There are four methods commonly used to make sparkling wine:
  1. Adding carbon dioxide to the wine in the bottle
  2. Traditional Method – natural fermentation occuring in the bottle (also referred to as the Champagne  or Champenoise method)
  3. Charmat Process –this is when the wine undergoes secondary fermentation in a large tank and is bottled under pressure (the method used for Prosecco)
  4. Transfer MethodThis method will take the cuvée to bottle for secondary fermentation, which allows for the additional complexity, but then will transfer the wine out of the individual bottles into a larger tank after it has spent the desired amount of time on yeast.

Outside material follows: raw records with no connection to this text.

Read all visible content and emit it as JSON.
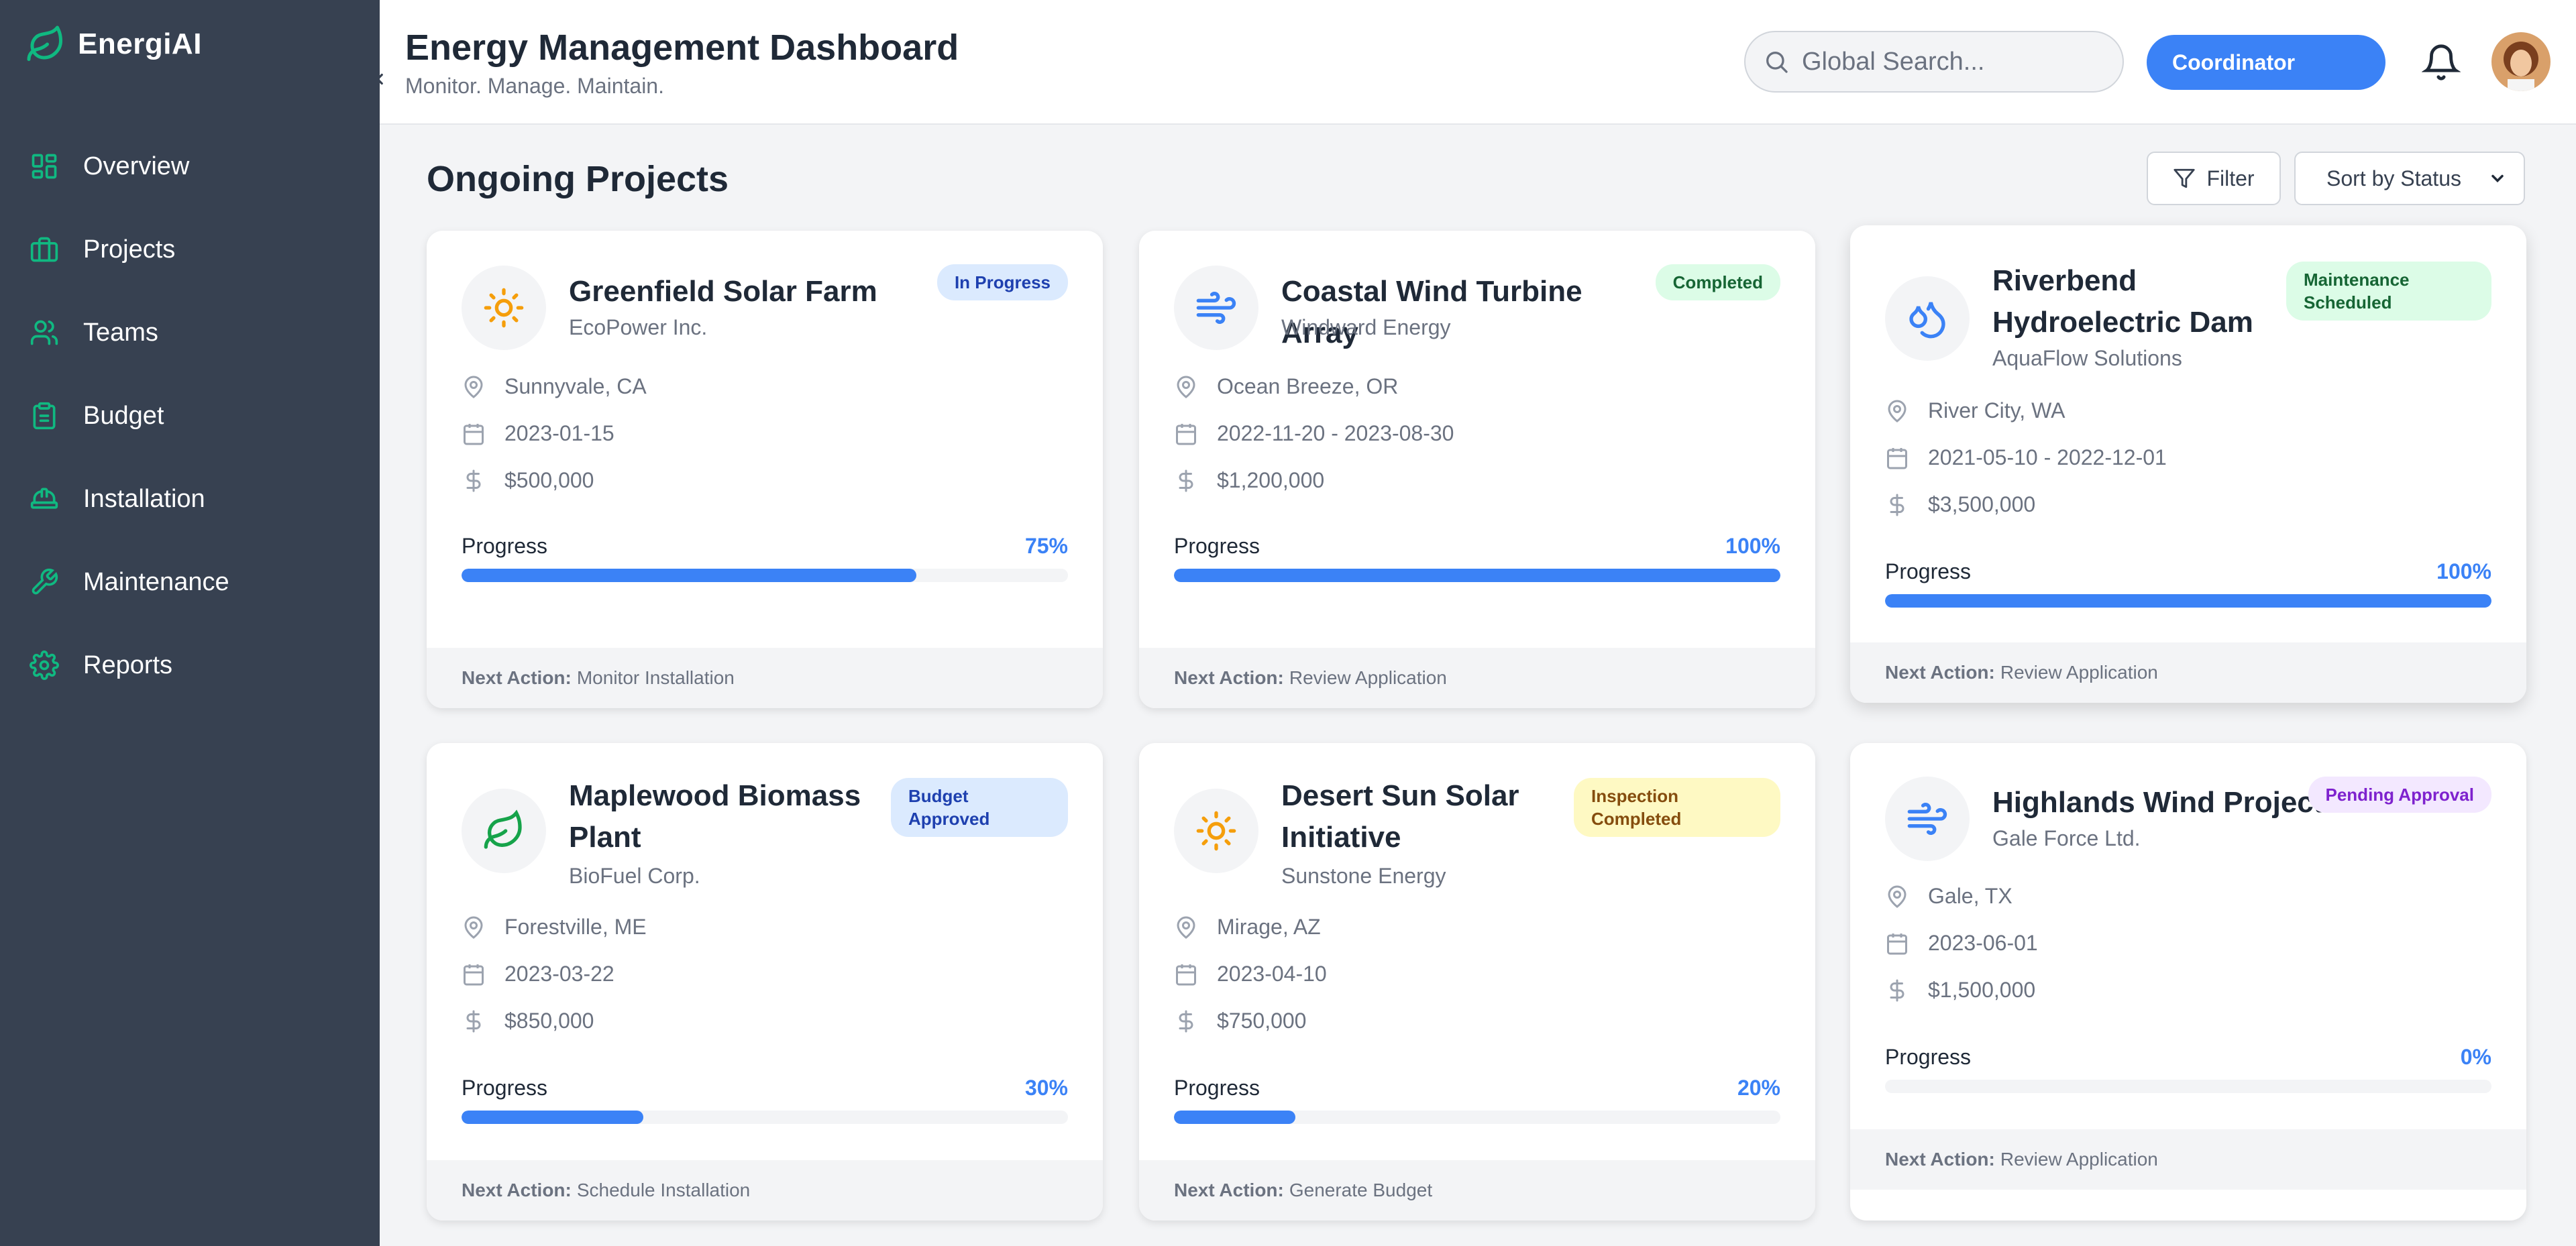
{
  "app": {
    "brand": "EnergiAI"
  },
  "sidebar": {
    "items": [
      {
        "label": "Overview",
        "icon": "grid-icon"
      },
      {
        "label": "Projects",
        "icon": "briefcase-icon"
      },
      {
        "label": "Teams",
        "icon": "users-icon"
      },
      {
        "label": "Budget",
        "icon": "clipboard-icon"
      },
      {
        "label": "Installation",
        "icon": "hardhat-icon"
      },
      {
        "label": "Maintenance",
        "icon": "wrench-icon"
      },
      {
        "label": "Reports",
        "icon": "gear-icon"
      }
    ]
  },
  "header": {
    "title": "Energy Management Dashboard",
    "subtitle": "Monitor. Manage. Maintain.",
    "search_placeholder": "Global Search...",
    "role": "Coordinator"
  },
  "main": {
    "section_title": "Ongoing Projects",
    "filter_label": "Filter",
    "sort_label": "Sort by Status",
    "progress_label": "Progress",
    "next_action_label": "Next Action:"
  },
  "projects": [
    {
      "title": "Greenfield Solar Farm",
      "company": "EcoPower Inc.",
      "status": "In Progress",
      "location": "Sunnyvale, CA",
      "date": "2023-01-15",
      "budget": "$500,000",
      "progress": 75,
      "progress_text": "75%",
      "next_action": "Monitor Installation",
      "icon": "sun-icon"
    },
    {
      "title": "Coastal Wind Turbine Array",
      "company": "Windward Energy",
      "status": "Completed",
      "location": "Ocean Breeze, OR",
      "date": "2022-11-20 - 2023-08-30",
      "budget": "$1,200,000",
      "progress": 100,
      "progress_text": "100%",
      "next_action": "Review Application",
      "icon": "wind-icon"
    },
    {
      "title": "Riverbend Hydroelectric Dam",
      "company": "AquaFlow Solutions",
      "status": "Maintenance Scheduled",
      "location": "River City, WA",
      "date": "2021-05-10 - 2022-12-01",
      "budget": "$3,500,000",
      "progress": 100,
      "progress_text": "100%",
      "next_action": "Review Application",
      "icon": "droplets-icon"
    },
    {
      "title": "Maplewood Biomass Plant",
      "company": "BioFuel Corp.",
      "status": "Budget Approved",
      "location": "Forestville, ME",
      "date": "2023-03-22",
      "budget": "$850,000",
      "progress": 30,
      "progress_text": "30%",
      "next_action": "Schedule Installation",
      "icon": "leaf-icon"
    },
    {
      "title": "Desert Sun Solar Initiative",
      "company": "Sunstone Energy",
      "status": "Inspection Completed",
      "location": "Mirage, AZ",
      "date": "2023-04-10",
      "budget": "$750,000",
      "progress": 20,
      "progress_text": "20%",
      "next_action": "Generate Budget",
      "icon": "sun-icon"
    },
    {
      "title": "Highlands Wind Project",
      "company": "Gale Force Ltd.",
      "status": "Pending Approval",
      "location": "Gale, TX",
      "date": "2023-06-01",
      "budget": "$1,500,000",
      "progress": 0,
      "progress_text": "0%",
      "next_action": "Review Application",
      "icon": "wind-icon"
    }
  ],
  "colors": {
    "sidebar_bg": "#374151",
    "accent": "#3b82f6",
    "brand_green": "#10b981",
    "status_in_progress_bg": "#dbeafe",
    "status_completed_bg": "#dcfce7",
    "status_inspection_bg": "#fef9c3",
    "status_pending_bg": "#f3e8ff"
  }
}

Photo credit:  Adrian Bryska

Champagne of course is the classic sparkling wine made exclusively in the Champagne region of France.  Mousseu or Crémant are terms used to refer to sparkling wines made outside of the Champagne region.
Crémant sparkling wines are produced using the traditional method, and have to fulfill strict production criteria.  In France, there are seven appellations for sparkling wine which include the designation Crémant in their name:
  • Crémant d'Alsace
  • Crémant de Bordeaux
  • Crémant de Bourgogne
  • Crémant de Die
  • Crémant du Jura
  • Crémant de Limoux
  •  Crémant de Loire

Prosecco is an Italian white wine — generally a Dry or Extra Dry sparkling wine— normally made from Glera ("Prosecco") grapes. Prosecco is known as the main ingredient of the Bellini cocktail.

Sekt is the German term for quality sparkling wine. The majority of Sekt produced is made by the Charmat method with the remaining premium Sekt being made according to the Traditional Method.

Cava is the name of a type of Spanish white or pink sparkling wine produced mainly in the Penedès region in Catalonia.

Other Sparkling wines are usually white or rose, but there are some sparkling reds such as Italian Brachetto and Australian sparkling Shiraz.

Blanc de Blancs – white of whites, 100% chardonnay
Brut - very dry  
  • Brut Natural or Brut Zéro (fewer than 3 grams of sugar per liter)
  •  Extra Brut (fewer than 6 grams of sugar per liter)
  • Brut (fewer than 12 grams of sugar per liter)
Doux - sweet

Interesting Fact (thanks Wikipedia)
While Dom Perignon is often credited with inventing Champagne, he actually spent most of his life trying to prevent the wine from developing bubbles.

Where to find in Virginia
Many Virginia wineries are now making sparkling wines.  These include Paradise Springs, Veritas, BarboursvilleAfton Mountain, Thibaut-Jannison, Kluge/Trump, Prince Michel, Horton Vineyards, and Old House Vineyards.

Be sure to check some out on your next winery visit!